Und schon wieder scheint die Cancel Culture den Diskurs zu bestimmen. Alles was in diesem Werk über Bernstein gesagt wird, verliert an Wert, tritt wegen der Reduktion auf ein physisches Merkmal in den Hintergrund.
Wo bleibt der überfällige Aufstand?
Spitzen wir die Argumentation einmal ein wenig zu, dürften sich eigentlich auch andere Gruppen benachteiligt fühlen, weil Cooper eben weder über die Reife an Lebensjahren, noch den beruflichen oder kulturellen Hintergrund des Genies verfügt.
So wären gefärbte graue Haare ein Affront gegen das Alter, imitierte Gesten eines Musikers eine Finte auf die Kunst. Und so weiter. Schnell wird deutlich, wie diese Diskussion in die Leere und einen gefährlichen Essenzialismus mündet. Ihm zufolge dürften dann nur noch Schauspieler Bernstein repräsentieren, die eine exakte Ähnlichkeit zu ihm aufweisen würden. Im Grunde dürfte nicht mehr gespielt werden. Alles entspräche ansonsten einer nicht vertretbaren kulturellen Aneignung.
Symbolkämpfe statt wahres Opfertum
Während diese Debatte wieder einmal viel Lärm um nichts betreibt, fragte man sich just hingegen bei einer ganz anderen, wo der überfällige Aufstand geblieben ist. Niemand geringeres als jener Choreograf, der der Tanzkritikerin Wiebke Hüster aus Zorn Hundekot ins Gesicht schleuderte, sollte nun nach einer Büßerpause wieder an der Staatsoper Hannover inszenieren dürfen. Allzu leise vernahm man hier und da in der vergangenen Woche Einwände. Viel Gras schien über die Affäre gewachsen zu sein.

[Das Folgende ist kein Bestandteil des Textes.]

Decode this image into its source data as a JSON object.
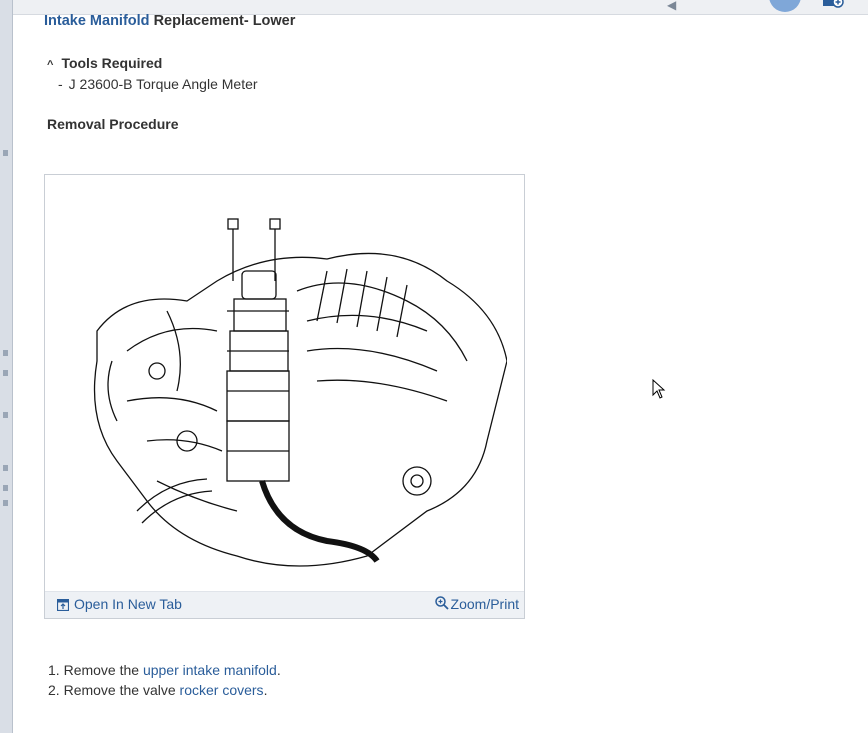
{
  "document": {
    "title_link": "Intake Manifold",
    "title_rest": " Replacement- Lower",
    "tools": {
      "caret": "^",
      "heading": "Tools Required",
      "items": [
        {
          "dash": "-",
          "text": "J 23600-B Torque Angle Meter"
        }
      ]
    },
    "section_heading": "Removal Procedure",
    "figure": {
      "open_tab_label": "Open In New Tab",
      "zoom_label": "Zoom/Print"
    },
    "steps": [
      {
        "num": "1.",
        "prefix": "Remove the ",
        "link": "upper intake manifold",
        "suffix": "."
      },
      {
        "num": "2.",
        "prefix": "Remove the valve ",
        "link": "rocker covers",
        "suffix": "."
      }
    ]
  },
  "colors": {
    "link": "#2a5d9a",
    "text": "#333333",
    "figure_footer_bg": "#eef1f5",
    "figure_border": "#c9ced5"
  }
}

Nur einmal war dann tatsächlich auf die Politik Verlass. Denn Niedersachsens Kulturminister Falko Mohrs (SPD) bezeichnete die Rehabilitierung Marco Goeckes zu Recht als inakzeptabel – was dann wohl auch der Intendanz einleuchten musste. Im Gegensatz zum künstlich befeuerten Nasenstreit ging dieser Affäre ein echter und widerlicher Übergriff voraus.
Offensichtlich wird gerade in der Gegenüberstellung dieser beiden Fälle die gesamte Tragödie der woken Sensibilisierungsstrategie. Statt wahres Opfertum zu beklagen, ficht man Symbolkämpfe aus. Als Konsequenz gerät die manifeste Gewalt aus dem Blick. Das eigentliche Anliegen – die Gleichheit aller Menschen (unabhängig von Geschlecht, Herkunft oder Religion) – verliert an Bedeutung. Nein, dafür sind die wirklichen Benachteiligungen in vielen Bereichen unserer Gesellschaft zu wichtig, als dass sich unsere Aufmerksamkeit dafür auf Luftnummern verlagern sollte.